The Grand Budapest Hotel review



             Over the sweep of his career, filmmaker Wes Anderson has situated himself as the master of the minutia. When it comes to every aspect of his films, including costuming, performances, set-decoration, and camera placement, his movies have always exuded a sense of meticulous design and consideration. However, though generally well-reviewed and culturally appreciated, the thematic or emotional sincerity of his films have often been overlooked or underplayed by those in conversation with his work. And to be fair, even Anderson himself has occasionally put his storytelling on the back-burners to thoroughly explore the visual compositions of his worlds, sometimes resulting in frustratingly banal indulgences of control.
                From film to film, Anderson has oscillated between visual metaphor as a way of emotional storytelling and arch-comedy as a way of exploring character-dilemma.With his most recent film “The Grand Budapest Hotel” he seems to be working somewhere in the middle, accessing a darker sense of authenticity just beneath the whimsical world-building and the flip nature of his ironic wit.
                Ralf Fiennes stars as M. Gustave, the concierge of a famed European hotel on the eve of a barely discussed fascist takeover.  After the death of one of his wealthiest clients (Tilda Swinton), with whom he was having a long hidden affair, her sons (Adrien Brody and Willem Dafoe) become disgruntled when it is revealed that she their mother has left the hotel manager with a priceless painting that had previously belonged in the family. When Gustave is then framed for her murder and put into jail, he must trust his right-hand lobby boy Zero (Tony Revolori) to help him escape, prove his innocents and survive the gruesome manhunt set into motion by the embittered siblings. 

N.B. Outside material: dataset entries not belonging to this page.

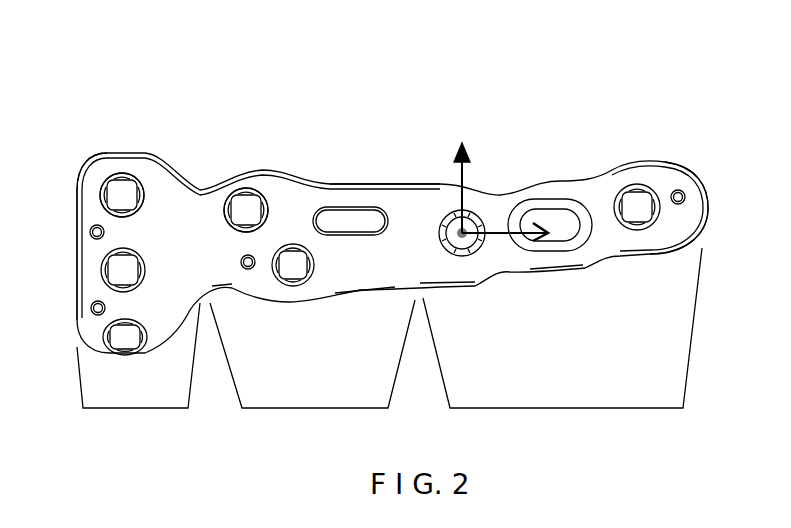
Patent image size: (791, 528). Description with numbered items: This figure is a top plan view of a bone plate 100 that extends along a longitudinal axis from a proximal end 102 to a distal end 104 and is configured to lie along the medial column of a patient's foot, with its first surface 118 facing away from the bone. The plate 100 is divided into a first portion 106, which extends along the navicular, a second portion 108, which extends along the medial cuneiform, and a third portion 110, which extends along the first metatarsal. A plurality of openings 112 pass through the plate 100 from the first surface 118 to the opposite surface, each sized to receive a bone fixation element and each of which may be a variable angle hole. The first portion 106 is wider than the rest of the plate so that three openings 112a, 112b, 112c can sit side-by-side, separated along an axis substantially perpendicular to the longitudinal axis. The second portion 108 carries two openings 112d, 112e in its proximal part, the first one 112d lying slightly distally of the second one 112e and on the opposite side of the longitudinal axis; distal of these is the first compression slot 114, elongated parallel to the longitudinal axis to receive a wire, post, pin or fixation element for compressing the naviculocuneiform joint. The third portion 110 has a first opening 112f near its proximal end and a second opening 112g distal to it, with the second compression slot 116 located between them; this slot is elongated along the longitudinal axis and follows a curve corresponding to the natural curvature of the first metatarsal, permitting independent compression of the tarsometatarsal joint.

The bone plate 100 is at (255, 112).
The proximal end 102 is at (72, 222).
The distal end 104 is at (703, 185).
The first portion 106 is at (138, 368).
The second portion 108 is at (312, 367).
The third portion 110 is at (562, 341).
The openings 112 is at (138, 175).
The opening 112a is at (138, 342).
The opening 112b is at (123, 262).
The opening 112c is at (118, 183).
The first opening of second portion 112d is at (283, 277).
The second opening of second portion 112e is at (268, 198).
The first opening of third portion 112f is at (447, 210).
The second opening of third portion 112g is at (635, 197).
The first compression slot 114 is at (353, 207).
The second compression slot 116 is at (545, 205).
The first surface 118 is at (410, 203).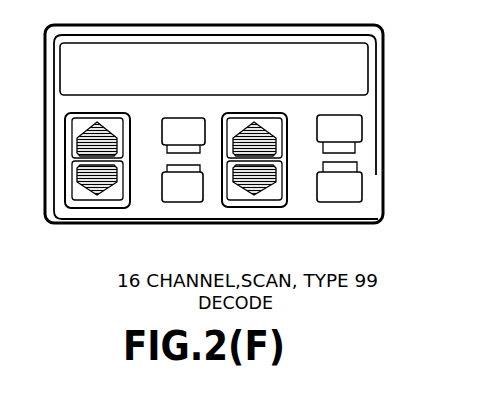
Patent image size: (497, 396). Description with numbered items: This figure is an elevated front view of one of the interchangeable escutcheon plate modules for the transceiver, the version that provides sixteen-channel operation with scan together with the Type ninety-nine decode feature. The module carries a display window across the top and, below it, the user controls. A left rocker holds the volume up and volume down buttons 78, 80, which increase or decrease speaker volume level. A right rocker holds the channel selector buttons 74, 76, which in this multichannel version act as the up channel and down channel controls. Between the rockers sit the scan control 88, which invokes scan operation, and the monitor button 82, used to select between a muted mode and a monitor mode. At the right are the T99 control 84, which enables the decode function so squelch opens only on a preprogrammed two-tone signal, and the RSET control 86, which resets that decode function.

The channel 1 selector button 74 is at (242, 117).
The channel 2 selector button 76 is at (245, 192).
The volume up button 78 is at (75, 125).
The volume down button 80 is at (73, 178).
The monitor button 82 is at (172, 202).
The T99 control 84 is at (325, 115).
The RSET control 86 is at (355, 202).
The scan control 88 is at (164, 117).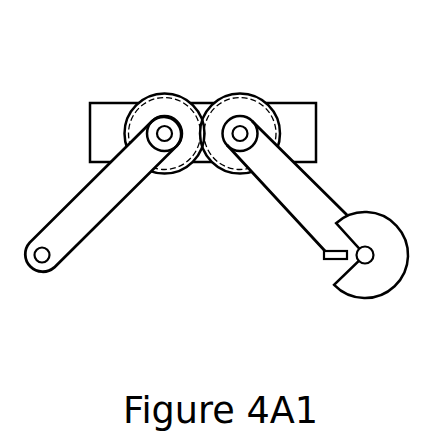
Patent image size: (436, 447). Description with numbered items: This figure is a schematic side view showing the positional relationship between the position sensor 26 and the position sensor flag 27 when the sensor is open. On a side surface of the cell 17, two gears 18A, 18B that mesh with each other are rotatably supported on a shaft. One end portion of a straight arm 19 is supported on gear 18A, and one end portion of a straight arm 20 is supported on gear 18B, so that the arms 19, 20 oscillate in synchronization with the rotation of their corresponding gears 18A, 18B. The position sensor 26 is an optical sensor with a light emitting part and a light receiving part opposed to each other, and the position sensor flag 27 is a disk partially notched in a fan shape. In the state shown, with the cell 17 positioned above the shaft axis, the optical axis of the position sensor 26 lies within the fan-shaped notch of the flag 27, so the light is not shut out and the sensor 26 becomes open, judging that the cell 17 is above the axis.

                Taking place inside three separate framing devices, within three different generations, “The Grand Budapest Hotel” unfolds as a kind of multi-layered big-fish narrative. Full of interesting contradictions and historical allusions, it disguising itself as an adventurous comedy of errors, and if one wishes to view the film as just being that, it is both satisfying as a dark comedy and rousing action film, displaying some of Anderson’s most ambitious technical set-pieces yet. These low-tech but highly-choreographed scenes include a complex prison escape sequence and a shoot-out turn chase-scene that’s both evenly paced and exciting to view in it's masterful execution.  Likewise, his brand of dry, matter-of-fact dialogue is still very much present and the detailed designs of his visual spaces are pushed even farther outside of the realm naturalism. But below all of this playfulness there also exists layer of contextual melancholy that’s hidden just underneath the folktale we're being shown instead.
                Many scenes seem to purposely skim over the historical significance that exists in the background of the plot. Our two main villains are seen working with the fascist armies, gun in hand, as they ransack the hotel or when they stop trains to scan passenger’s personal documents. As Dafoe’s wolf-man like character searches for our hero, he leaves a trail of gruesome murders behind him. But even as we draw the obvious parallels to the Nazi occupation of Europe during WW2--or in this case, an Andersonian, fanciful, It's-A-Small-World maquette version of 1930's Europe--the film keeps averting our attention to the surfaces of its ‘film-ness’ in a way that seems to be saying something about the nature of memory, history, and the erosion and transformation of historical accuracy in the pursuit storytelling.
                One could choose to be frustrated by Anderson’s aloof treatment of the characters when it comes to the darker contrasts of this film, or, one can do as I have done and choose to assume that this director is making a point about the refusal to confront the ugliness of our past by way of idealized myth-making. As with all of Wes' work, if you are willing to accept the general eccentricities within “The Grand Budapest Hotel” then you will no doubt laugh at the movie’s quick humor and appreciate the craft behind its infrastructure.  However, upon reflection, you may be surprised by the movie's weighty suggestions that in your mind.